Con todo, el constitucionalista, a su juicio, es el que carece de elementos históricos que lo dejan sin el contenido necesario para poder “hablarles de tú a tú” a los otros dos nacionalismos. Para lo cual, aboga por “aprovechar el contexto actual en que los nacionalismos son portada diaria para dotar con argumentación política el contenido del que carece la versión constitucionalista”.
Además, el doctor Cardells radiografía de forma exhaustiva en el libro las tipologías de nacionalismos en España a partir del análisis objetivo de los mitos que los configuraron a lo largo de la Historia, la evolución de dichas expresiones y de la simbología de cada una de ellas. El autor pretende ofrecer una serie de pautas para reflexionar sobre las posibilidades de entendimiento que existen entre las tres grandes manifestaciones nacionalistas desde dichos mitos.
Mitos nacionalistas
El primero de ellos, el mito nacionalista español, ha tenido, según indica el autor, una vertiente clásica, “de cuño tradicionalista y católico, alimentada por las Academias de la Historia y Bellas Artes, enseñada en los centros escolares desde la Ley Moyano, e insuflada finalmente por el pesimismo de la crisis colonial de 1898. Basada en hechos grandilocuentes desplaza la sombra de Castilla sobre el resto del territorio.

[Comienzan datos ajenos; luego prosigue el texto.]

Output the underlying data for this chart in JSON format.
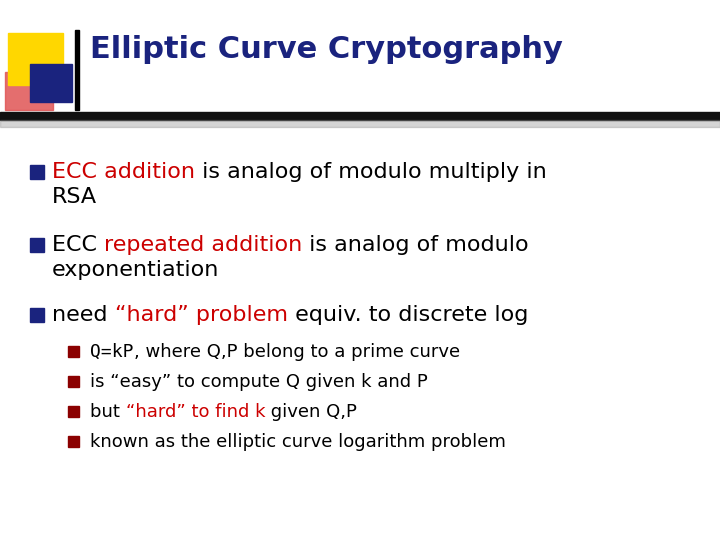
{
  "title": "Elliptic Curve Cryptography",
  "title_color": "#1a237e",
  "bg_color": "#ffffff",
  "bullet_marker_color": "#1a237e",
  "sub_bullet_marker_color": "#8b0000",
  "title_fontsize": 22,
  "bullet_fontsize": 16,
  "sub_fontsize": 13,
  "bullets": [
    [
      {
        "text": "ECC addition",
        "color": "#cc0000"
      },
      {
        "text": " is analog of modulo multiply in",
        "color": "#000000"
      }
    ],
    [
      {
        "text": "ECC ",
        "color": "#000000"
      },
      {
        "text": "repeated addition",
        "color": "#cc0000"
      },
      {
        "text": " is analog of modulo",
        "color": "#000000"
      }
    ],
    [
      {
        "text": "need ",
        "color": "#000000"
      },
      {
        "text": "“hard” problem",
        "color": "#cc0000"
      },
      {
        "text": " equiv. to discrete log",
        "color": "#000000"
      }
    ]
  ],
  "bullet_line2": [
    "RSA",
    "exponentiation",
    ""
  ],
  "sub_bullets": [
    [
      {
        "text": "Q=kP",
        "color": "#000000",
        "mono": true
      },
      {
        "text": ", where Q,P belong to a prime curve",
        "color": "#000000",
        "mono": false
      }
    ],
    [
      {
        "text": "is “easy” to compute Q given k and P",
        "color": "#000000",
        "mono": false
      }
    ],
    [
      {
        "text": "but ",
        "color": "#000000",
        "mono": false
      },
      {
        "text": "“hard” to find k",
        "color": "#cc0000",
        "mono": false
      },
      {
        "text": " given Q,P",
        "color": "#000000",
        "mono": false
      }
    ],
    [
      {
        "text": "known as the elliptic curve logarithm problem",
        "color": "#000000",
        "mono": false
      }
    ]
  ]
}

Batallas, personajes célebres e ideas fuerza eran repetidas: Covadonga, Las Navas y Lepanto; el Cid, los Reyes Católicos y Felipe II; la Evangelización, el Imperio y la Cruzada. Uno se sobrecoge ante un pasado que parece sacado de cuentos de hadas. Es una leyenda dorada para algunos”.

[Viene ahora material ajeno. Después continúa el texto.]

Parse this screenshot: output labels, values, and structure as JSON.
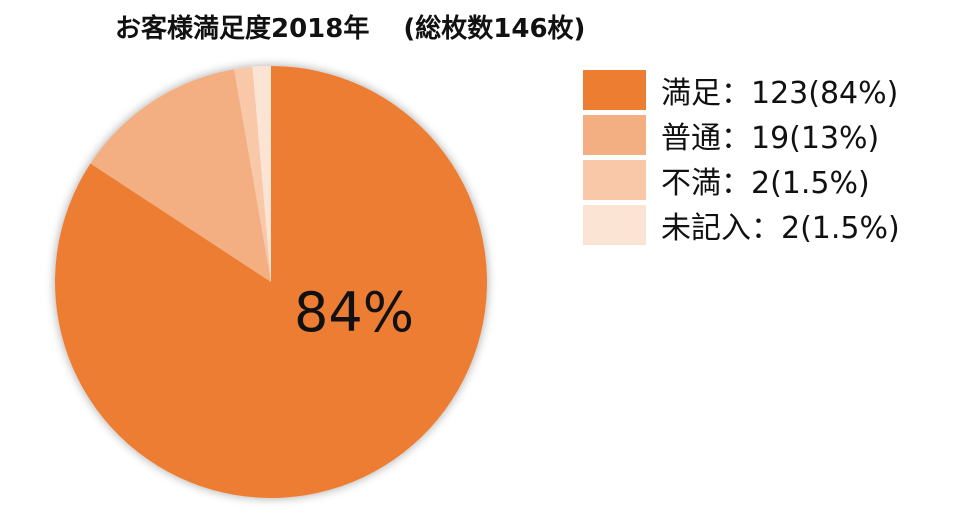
{
  "chart_data": {
    "type": "pie",
    "title": "お客様満足度2018年",
    "subtitle": "(総枚数146枚)",
    "categories": [
      "満足",
      "普通",
      "不満",
      "未記入"
    ],
    "values": [
      123,
      19,
      2,
      2
    ],
    "percent_labels": [
      "84%",
      "13%",
      "1.5%",
      "1.5%"
    ],
    "legend_labels": [
      "満足：123(84%)",
      "普通：19(13%)",
      "不満：2(1.5%)",
      "未記入：2(1.5%)"
    ],
    "colors": [
      "#ED7D31",
      "#F3AE82",
      "#F8C8A9",
      "#FCE4D5"
    ],
    "slice_data_label": "84%",
    "legend_position": "top-right"
  }
}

Frente a ella, un discurso patriótico alternativo, nacido de los liberales de las Cortes de Cádiz de 1812, “iconoclastas ante todo por temor a enfrentarse a los gigantes del pasado, queriendo hacer un modelo constitucionalista, pero con un vacío mitológico. Les faltó la argamasa para modelar una idea nacional de España. Sufrían de imperiofobia y eran víctimas de la leyenda negra”, explica Cardells.

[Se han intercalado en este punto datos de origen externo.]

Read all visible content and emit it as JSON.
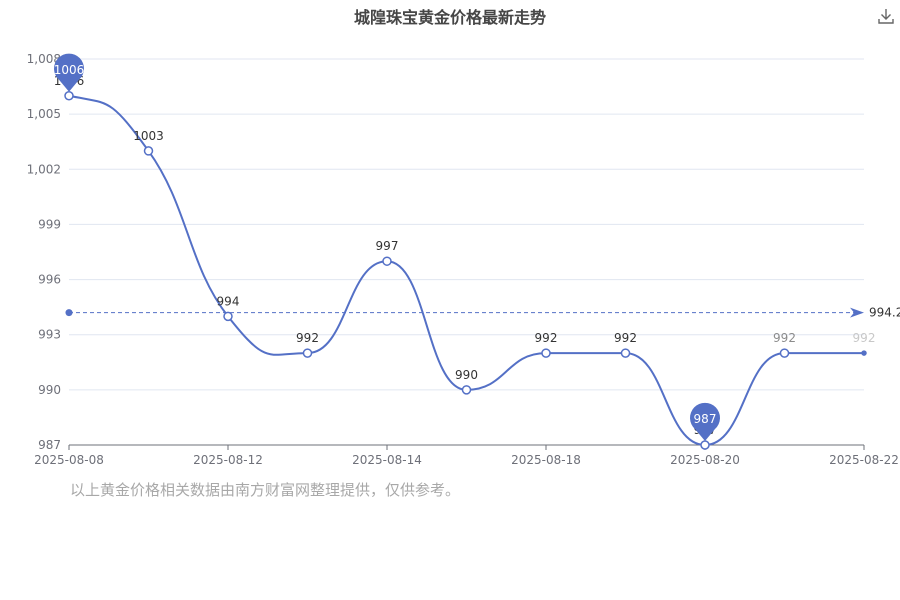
{
  "title": "城隍珠宝黄金价格最新走势",
  "footnote": "以上黄金价格相关数据由南方财富网整理提供，仅供参考。",
  "icons": {
    "download": "download-icon"
  },
  "colors": {
    "line": "#5470c6",
    "axis": "#6e7079",
    "grid": "#e0e6f1",
    "label": "#333333"
  },
  "chart_data": {
    "type": "line",
    "smooth": true,
    "x": [
      "2025-08-08",
      "2025-08-11",
      "2025-08-12",
      "2025-08-13",
      "2025-08-14",
      "2025-08-15",
      "2025-08-18",
      "2025-08-19",
      "2025-08-20",
      "2025-08-21",
      "2025-08-22"
    ],
    "x_tick_labels": [
      "2025-08-08",
      "2025-08-12",
      "2025-08-14",
      "2025-08-18",
      "2025-08-20",
      "2025-08-22"
    ],
    "values": [
      1006,
      1003,
      994,
      992,
      997,
      990,
      992,
      992,
      987,
      992,
      992
    ],
    "ylim": [
      987,
      1008
    ],
    "y_ticks": [
      987,
      990,
      993,
      996,
      999,
      1002,
      1005,
      1008
    ],
    "y_tick_labels": [
      "987",
      "990",
      "993",
      "996",
      "999",
      "1,002",
      "1,005",
      "1,008"
    ],
    "mark_points": [
      {
        "type": "max",
        "label": "1006",
        "value": 1006,
        "x": "2025-08-08"
      },
      {
        "type": "min",
        "label": "987",
        "value": 987,
        "x": "2025-08-20"
      }
    ],
    "mark_line": {
      "type": "average",
      "value": 994.2,
      "label": "994.2"
    },
    "grid": true,
    "legend": "none"
  }
}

“Más acertados fueron –continúa el profesor- desde el periodo romántico y especialmente desde el tardofranquismo y la transición política, las corrientes regionalistas y nacionalistas de carácter disgregador, que optan por la reinvención del relato y sus mitos del pasado e incluso por la creación de nuevos”. “Dolidos por el olvido del discurso tradicional y ante la debilidad del patriotismo liberal, aprovechan el modelo de estado autonómico para fomentar una historia no inclusiva al margen del resto”, explica el doctor.
Pistas para el futuro
Como epílogo del libro, Cardells propone una serie de pistas que deja abiertas para quien corresponda aplicar en cada caso: desarrollar instituciones que contrapesen las fuerzas centrífugas del nacionalismo disgregador; reelaborar un discurso conjunto de nación española que no sea excluyente con la personalidad de las nacionalidades y regiones que la integran; modificar la ley electoral para que las personas tengan la misma consideración al margen de donde nazcan; vigilar y fomentar desde el Gobierno el cumplimiento articulado de la Constitución; desmontar las falsedades y reinvenciones de las nacionalidades históricas, actualizar los símbolos comunes de la historia de España; o clarificar los puntos de conexión entre el patriotismo constitucional y el nacionalismo español como claves para poner en práctica desde el punto de vista del doctor en Historia.